ANOTHER EXAMPLE FOR CLARIFICATION:

IF:
M=3
N=4

DESIRED OUTPUT:
1,2,3
1,3,2
3,2,1
3,1,2
2,3,1
2,1,3
2,1,4
4,1,3
2,3,4
.
.
ETC.

(-ORDER IS NOT IMPORTANT
- CAN'T USE A NUMBER TWICE IN A STRING)

Thanks.
###### Who is Participating?

progCommented:
#include<stdio.h>
#include<stdlib.h>

int perms(int m,int n)
{
int *numbers;
int *pointers;

int bend,icarry,c,x;

if ((pointers = (int *) malloc(m))==NULL)
exit(1);

if ((numbers = (int *) malloc(n))==NULL)
exit(1);

for(c=0;c<n;c++)
pointers[c]=0;

do {
c=0;
icarry = 1;
do
{
pointers[c] += icarry;
if (pointers[c]==n)
{
pointers[c]=0;
icarry=1;
}
else
{
icarry^=icarry;
}
++c;

} while (c<m && icarry != 0);
/*       printf("\n %i %i",pointers[0],pointers[1]);*/

if (icarry == 0)
{
for(c=0;c<n;c++)
numbers[c]=0;
c^=c;
do
{
x = numbers[pointers[c]]+1;
numbers[pointers[c]]=x;
c++;
} while (c!=m && x!=2);

if (x!=2)
{
printf("\n");
for(c=0;c<m;c++)
{
printf("%i",pointers[c]+1);
if (c<m-1)
printf(",");
}
}
}
else
{
free(pointers);
free(numbers);
return 1;
}
} while(69);

}

void main()
{
char x;
printf("\n\n-------------------\n");
x = perms(3,4);
printf("\n_____________________");

x= getch();
}
0

Author Commented:
0

Commented:
Your question is not clear.
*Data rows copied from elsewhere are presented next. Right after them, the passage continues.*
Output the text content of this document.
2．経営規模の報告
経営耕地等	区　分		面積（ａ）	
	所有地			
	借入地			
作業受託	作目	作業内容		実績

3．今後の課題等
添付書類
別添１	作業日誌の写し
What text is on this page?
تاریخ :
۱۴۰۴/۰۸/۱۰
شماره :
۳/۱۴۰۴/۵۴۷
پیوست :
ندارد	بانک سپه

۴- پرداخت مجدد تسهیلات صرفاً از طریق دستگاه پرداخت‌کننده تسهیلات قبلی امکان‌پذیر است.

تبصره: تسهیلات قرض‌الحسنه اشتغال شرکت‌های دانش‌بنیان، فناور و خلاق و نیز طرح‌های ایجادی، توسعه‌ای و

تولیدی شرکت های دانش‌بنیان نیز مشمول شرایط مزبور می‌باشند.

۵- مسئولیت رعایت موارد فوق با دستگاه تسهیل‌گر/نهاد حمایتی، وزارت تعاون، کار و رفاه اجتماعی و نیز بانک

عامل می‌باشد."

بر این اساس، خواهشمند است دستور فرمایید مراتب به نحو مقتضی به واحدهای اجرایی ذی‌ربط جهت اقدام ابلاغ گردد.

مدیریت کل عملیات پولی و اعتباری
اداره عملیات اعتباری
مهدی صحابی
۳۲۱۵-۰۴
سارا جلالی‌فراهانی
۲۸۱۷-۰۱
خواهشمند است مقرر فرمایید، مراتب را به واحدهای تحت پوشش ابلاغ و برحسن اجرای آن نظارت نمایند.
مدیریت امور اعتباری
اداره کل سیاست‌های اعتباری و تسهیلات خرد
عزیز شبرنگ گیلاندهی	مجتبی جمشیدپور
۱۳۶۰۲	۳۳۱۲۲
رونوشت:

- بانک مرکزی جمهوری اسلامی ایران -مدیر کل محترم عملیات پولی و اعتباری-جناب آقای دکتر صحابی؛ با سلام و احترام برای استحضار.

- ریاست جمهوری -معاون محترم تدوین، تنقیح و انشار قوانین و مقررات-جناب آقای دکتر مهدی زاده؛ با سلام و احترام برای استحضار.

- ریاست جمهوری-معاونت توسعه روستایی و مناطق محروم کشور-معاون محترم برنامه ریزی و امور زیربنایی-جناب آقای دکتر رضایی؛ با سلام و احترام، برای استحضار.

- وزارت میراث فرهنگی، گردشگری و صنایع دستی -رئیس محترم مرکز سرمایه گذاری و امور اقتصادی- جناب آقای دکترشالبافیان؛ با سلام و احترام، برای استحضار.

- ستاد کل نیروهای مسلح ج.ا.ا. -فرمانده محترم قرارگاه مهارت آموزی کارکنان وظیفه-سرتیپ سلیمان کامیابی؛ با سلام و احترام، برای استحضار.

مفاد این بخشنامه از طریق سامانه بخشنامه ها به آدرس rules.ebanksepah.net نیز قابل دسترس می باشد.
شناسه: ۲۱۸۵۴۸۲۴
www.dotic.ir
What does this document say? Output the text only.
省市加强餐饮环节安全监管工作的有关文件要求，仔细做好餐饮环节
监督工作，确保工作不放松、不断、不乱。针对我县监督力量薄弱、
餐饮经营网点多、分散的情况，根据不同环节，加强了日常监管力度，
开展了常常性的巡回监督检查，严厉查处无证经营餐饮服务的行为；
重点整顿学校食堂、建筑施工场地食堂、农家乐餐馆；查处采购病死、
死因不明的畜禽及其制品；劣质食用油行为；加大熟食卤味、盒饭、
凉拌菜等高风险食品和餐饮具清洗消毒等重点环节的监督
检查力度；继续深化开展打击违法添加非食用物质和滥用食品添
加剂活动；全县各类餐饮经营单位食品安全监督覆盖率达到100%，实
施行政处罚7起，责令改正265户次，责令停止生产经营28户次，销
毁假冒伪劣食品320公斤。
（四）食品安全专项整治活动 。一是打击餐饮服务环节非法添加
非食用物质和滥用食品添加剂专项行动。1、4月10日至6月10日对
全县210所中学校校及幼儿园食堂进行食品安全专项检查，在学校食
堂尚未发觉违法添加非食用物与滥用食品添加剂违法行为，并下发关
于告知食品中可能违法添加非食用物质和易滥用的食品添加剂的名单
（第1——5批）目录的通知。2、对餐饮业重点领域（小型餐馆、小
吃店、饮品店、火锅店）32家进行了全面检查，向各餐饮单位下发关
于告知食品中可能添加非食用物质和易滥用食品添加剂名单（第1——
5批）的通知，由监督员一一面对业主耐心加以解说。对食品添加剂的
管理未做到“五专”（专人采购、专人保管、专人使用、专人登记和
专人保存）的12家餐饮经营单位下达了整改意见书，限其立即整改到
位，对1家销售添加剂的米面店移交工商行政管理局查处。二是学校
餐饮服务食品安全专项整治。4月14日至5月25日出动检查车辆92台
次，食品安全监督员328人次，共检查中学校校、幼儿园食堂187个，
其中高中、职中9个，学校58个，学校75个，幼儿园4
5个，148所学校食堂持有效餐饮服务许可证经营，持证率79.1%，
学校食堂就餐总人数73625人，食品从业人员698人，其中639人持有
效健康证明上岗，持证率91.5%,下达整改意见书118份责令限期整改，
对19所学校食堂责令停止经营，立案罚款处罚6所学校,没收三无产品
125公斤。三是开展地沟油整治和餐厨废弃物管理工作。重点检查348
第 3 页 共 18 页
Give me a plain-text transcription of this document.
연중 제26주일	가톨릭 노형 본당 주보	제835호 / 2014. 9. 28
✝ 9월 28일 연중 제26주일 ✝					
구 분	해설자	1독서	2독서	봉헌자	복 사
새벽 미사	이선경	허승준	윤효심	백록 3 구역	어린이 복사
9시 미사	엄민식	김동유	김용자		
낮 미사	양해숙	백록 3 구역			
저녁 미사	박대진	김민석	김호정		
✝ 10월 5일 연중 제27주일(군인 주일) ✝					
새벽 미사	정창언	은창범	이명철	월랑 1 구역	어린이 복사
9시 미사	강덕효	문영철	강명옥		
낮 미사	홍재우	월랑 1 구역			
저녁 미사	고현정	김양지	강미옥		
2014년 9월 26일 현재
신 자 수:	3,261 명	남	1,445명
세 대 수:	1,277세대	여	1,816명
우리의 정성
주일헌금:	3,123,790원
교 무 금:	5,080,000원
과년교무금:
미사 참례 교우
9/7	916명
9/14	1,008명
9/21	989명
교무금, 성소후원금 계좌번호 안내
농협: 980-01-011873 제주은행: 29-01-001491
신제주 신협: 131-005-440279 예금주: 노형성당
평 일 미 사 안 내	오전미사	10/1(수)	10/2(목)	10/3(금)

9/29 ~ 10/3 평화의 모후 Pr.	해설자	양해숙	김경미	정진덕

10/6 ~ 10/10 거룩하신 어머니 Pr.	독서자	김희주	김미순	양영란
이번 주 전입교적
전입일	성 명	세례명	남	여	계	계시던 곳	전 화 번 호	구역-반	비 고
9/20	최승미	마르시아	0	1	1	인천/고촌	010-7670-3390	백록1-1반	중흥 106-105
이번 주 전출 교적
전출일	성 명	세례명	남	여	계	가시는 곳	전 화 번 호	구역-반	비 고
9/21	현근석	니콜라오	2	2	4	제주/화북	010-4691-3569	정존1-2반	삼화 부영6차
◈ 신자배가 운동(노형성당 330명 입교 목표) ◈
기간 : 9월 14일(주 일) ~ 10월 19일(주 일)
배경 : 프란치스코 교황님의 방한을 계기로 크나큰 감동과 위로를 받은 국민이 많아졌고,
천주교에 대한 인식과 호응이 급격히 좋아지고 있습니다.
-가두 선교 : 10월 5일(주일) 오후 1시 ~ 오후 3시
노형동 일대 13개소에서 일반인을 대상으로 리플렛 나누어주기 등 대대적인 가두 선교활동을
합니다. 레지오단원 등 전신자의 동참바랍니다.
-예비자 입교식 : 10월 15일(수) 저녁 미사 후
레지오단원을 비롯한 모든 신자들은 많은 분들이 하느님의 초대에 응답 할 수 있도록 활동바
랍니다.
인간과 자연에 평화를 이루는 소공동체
Give example if m=3. Oh, and this is not a homework assignment Right!!!

Regards,
Dave
0

Author Commented:
Edited text of question.
0

Commented:
Inbal hi, (and also dhymes....)
since your new here, I think you must know that asking (and answering) homework questions here is considered unethical and may cause you and the experts who help you to be removed and banned from Experts-Exchange.

The most we can do, is help you in problems you may have with code that you've already written. say, for example, that you wrote a program that should do what you want but it doesn't, then you can post the code here and we'll try to see what's wrong and make suggestion as to how you can solve the problem.

That's all for now,
Arnon David.
0

Commented:
arnond,

Yes and that is why I asked Inbal if this was a homework assignment and posted no answer so no need to through the warning at me.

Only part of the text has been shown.